Baseline concussion testing for high school athletes already suited up for fall sports has been delayed because of problems implementing the program at Santa Rosa City Schools.
Under a program approved in February, all student athletes at all five of the district's comprehensive high schools were to receive baseline cognitive tests that could be used in comparison with tests taken following a suspected head injury. The baseline tests were expected to be administered prior to the start of each season.
In addition, five certified athletic trainers were to have been hired to monitor athletes throughout the season.
But that plan hit a snag in recent months when a partnership with Sonoma State University failed to produce viable candidates the district was expecting to fill the trainer positions.
As a result, fall practices for contact sports named in the proposal — including football and soccer — have already begun, and no baseline tests have been administered.

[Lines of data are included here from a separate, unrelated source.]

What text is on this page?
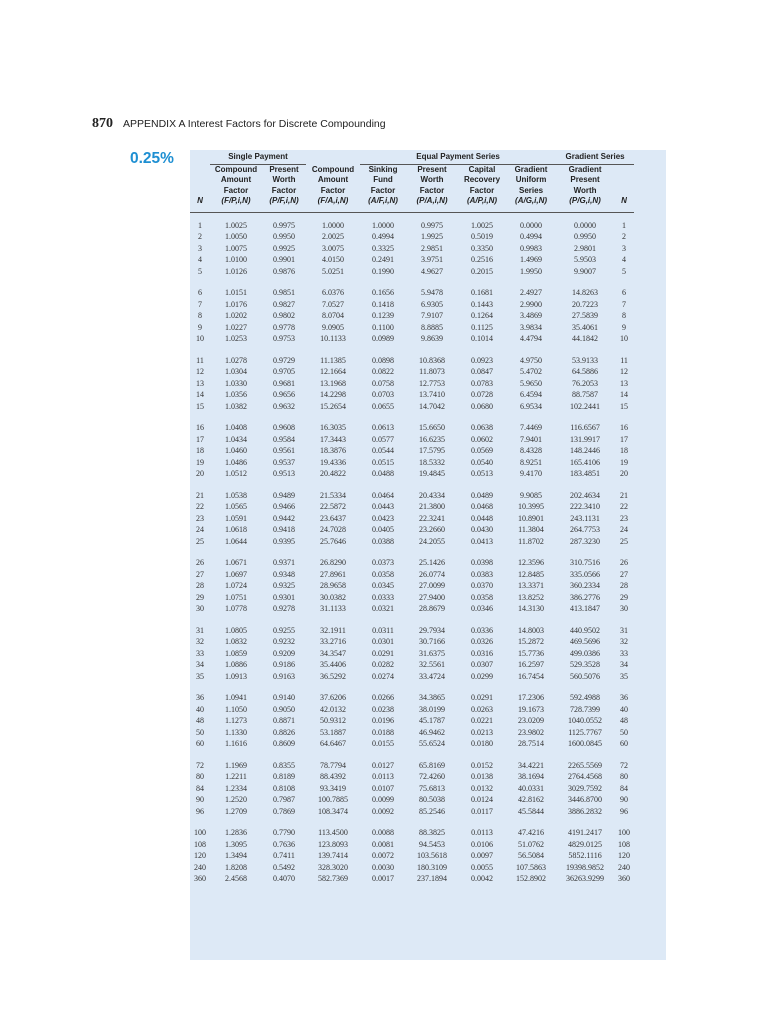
870 APPENDIX A Interest Factors for Discrete Compounding
0.25%
		Single Payment			Equal Payment Series				Gradient Series		
	Compound	Present	Compound	Sinking	Present	Capital	Gradient	Gradient		
	Amount	Worth	Amount	Fund	Worth	Recovery	Uniform	Present		
	Factor	Factor	Factor	Factor	Factor	Factor	Series	Worth		
N	(F/P,i,N)	(P/F,i,N)	(F/A,i,N)	(A/F,i,N)	(P/A,i,N)	(A/P,i,N)	(A/G,i,N)	(P/G,i,N)	N	
1	1.0025	0.9975	1.0000	1.0000	0.9975	1.0025	0.0000	0.0000	1	
2	1.0050	0.9950	2.0025	0.4994	1.9925	0.5019	0.4994	0.9950	2	
3	1.0075	0.9925	3.0075	0.3325	2.9851	0.3350	0.9983	2.9801	3	
4	1.0100	0.9901	4.0150	0.2491	3.9751	0.2516	1.4969	5.9503	4	
5	1.0126	0.9876	5.0251	0.1990	4.9627	0.2015	1.9950	9.9007	5	
6	1.0151	0.9851	6.0376	0.1656	5.9478	0.1681	2.4927	14.8263	6	
7	1.0176	0.9827	7.0527	0.1418	6.9305	0.1443	2.9900	20.7223	7	
8	1.0202	0.9802	8.0704	0.1239	7.9107	0.1264	3.4869	27.5839	8	
9	1.0227	0.9778	9.0905	0.1100	8.8885	0.1125	3.9834	35.4061	9	
10	1.0253	0.9753	10.1133	0.0989	9.8639	0.1014	4.4794	44.1842	10	
11	1.0278	0.9729	11.1385	0.0898	10.8368	0.0923	4.9750	53.9133	11	
12	1.0304	0.9705	12.1664	0.0822	11.8073	0.0847	5.4702	64.5886	12	
13	1.0330	0.9681	13.1968	0.0758	12.7753	0.0783	5.9650	76.2053	13	
14	1.0356	0.9656	14.2298	0.0703	13.7410	0.0728	6.4594	88.7587	14	
15	1.0382	0.9632	15.2654	0.0655	14.7042	0.0680	6.9534	102.2441	15	
16	1.0408	0.9608	16.3035	0.0613	15.6650	0.0638	7.4469	116.6567	16	
17	1.0434	0.9584	17.3443	0.0577	16.6235	0.0602	7.9401	131.9917	17	
18	1.0460	0.9561	18.3876	0.0544	17.5795	0.0569	8.4328	148.2446	18	
19	1.0486	0.9537	19.4336	0.0515	18.5332	0.0540	8.9251	165.4106	19	
20	1.0512	0.9513	20.4822	0.0488	19.4845	0.0513	9.4170	183.4851	20	
21	1.0538	0.9489	21.5334	0.0464	20.4334	0.0489	9.9085	202.4634	21	
22	1.0565	0.9466	22.5872	0.0443	21.3800	0.0468	10.3995	222.3410	22	
23	1.0591	0.9442	23.6437	0.0423	22.3241	0.0448	10.8901	243.1131	23	
24	1.0618	0.9418	24.7028	0.0405	23.2660	0.0430	11.3804	264.7753	24	
25	1.0644	0.9395	25.7646	0.0388	24.2055	0.0413	11.8702	287.3230	25	
26	1.0671	0.9371	26.8290	0.0373	25.1426	0.0398	12.3596	310.7516	26	
27	1.0697	0.9348	27.8961	0.0358	26.0774	0.0383	12.8485	335.0566	27	
28	1.0724	0.9325	28.9658	0.0345	27.0099	0.0370	13.3371	360.2334	28	
29	1.0751	0.9301	30.0382	0.0333	27.9400	0.0358	13.8252	386.2776	29	
30	1.0778	0.9278	31.1133	0.0321	28.8679	0.0346	14.3130	413.1847	30	
31	1.0805	0.9255	32.1911	0.0311	29.7934	0.0336	14.8003	440.9502	31	
32	1.0832	0.9232	33.2716	0.0301	30.7166	0.0326	15.2872	469.5696	32	
33	1.0859	0.9209	34.3547	0.0291	31.6375	0.0316	15.7736	499.0386	33	
34	1.0886	0.9186	35.4406	0.0282	32.5561	0.0307	16.2597	529.3528	34	
35	1.0913	0.9163	36.5292	0.0274	33.4724	0.0299	16.7454	560.5076	35	
36	1.0941	0.9140	37.6206	0.0266	34.3865	0.0291	17.2306	592.4988	36	
40	1.1050	0.9050	42.0132	0.0238	38.0199	0.0263	19.1673	728.7399	40	
48	1.1273	0.8871	50.9312	0.0196	45.1787	0.0221	23.0209	1040.0552	48	
50	1.1330	0.8826	53.1887	0.0188	46.9462	0.0213	23.9802	1125.7767	50	
60	1.1616	0.8609	64.6467	0.0155	55.6524	0.0180	28.7514	1600.0845	60	
72	1.1969	0.8355	78.7794	0.0127	65.8169	0.0152	34.4221	2265.5569	72	
80	1.2211	0.8189	88.4392	0.0113	72.4260	0.0138	38.1694	2764.4568	80	
84	1.2334	0.8108	93.3419	0.0107	75.6813	0.0132	40.0331	3029.7592	84	
90	1.2520	0.7987	100.7885	0.0099	80.5038	0.0124	42.8162	3446.8700	90	
96	1.2709	0.7869	108.3474	0.0092	85.2546	0.0117	45.5844	3886.2832	96	
100	1.2836	0.7790	113.4500	0.0088	88.3825	0.0113	47.4216	4191.2417	100	
108	1.3095	0.7636	123.8093	0.0081	94.5453	0.0106	51.0762	4829.0125	108	
120	1.3494	0.7411	139.7414	0.0072	103.5618	0.0097	56.5084	5852.1116	120	
240	1.8208	0.5492	328.3020	0.0030	180.3109	0.0055	107.5863	19398.9852	240	
360	2.4568	0.4070	582.7369	0.0017	237.1894	0.0042	152.8902	36263.9299	360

"I want this done as soon as possible," board president and plan proponent Bill Carle said. "We've been talking about this for two years."
The delay occurred when it was determined that Sonoma State University's kinesiology department would not supply needed athletic trainer candidates for the part-time jobs.
Sonoma State's master's program in kinesiology does not currently have an established internship requirement that would have provided interns with a academic mentor, unit accrual and insurance.
"The SSU connection, it's not as strong as I thought it was going to be," said Arlen Agapinan, director of secondary school curriculum and instruction for the district and a lead player in the establishment of the program.
When the partnership was officially established in February, district officials believed SSU's kinesiology program would provide a pool of qualified candidates, some of whom might apply for the part-time, 36-week position that paid $15,000.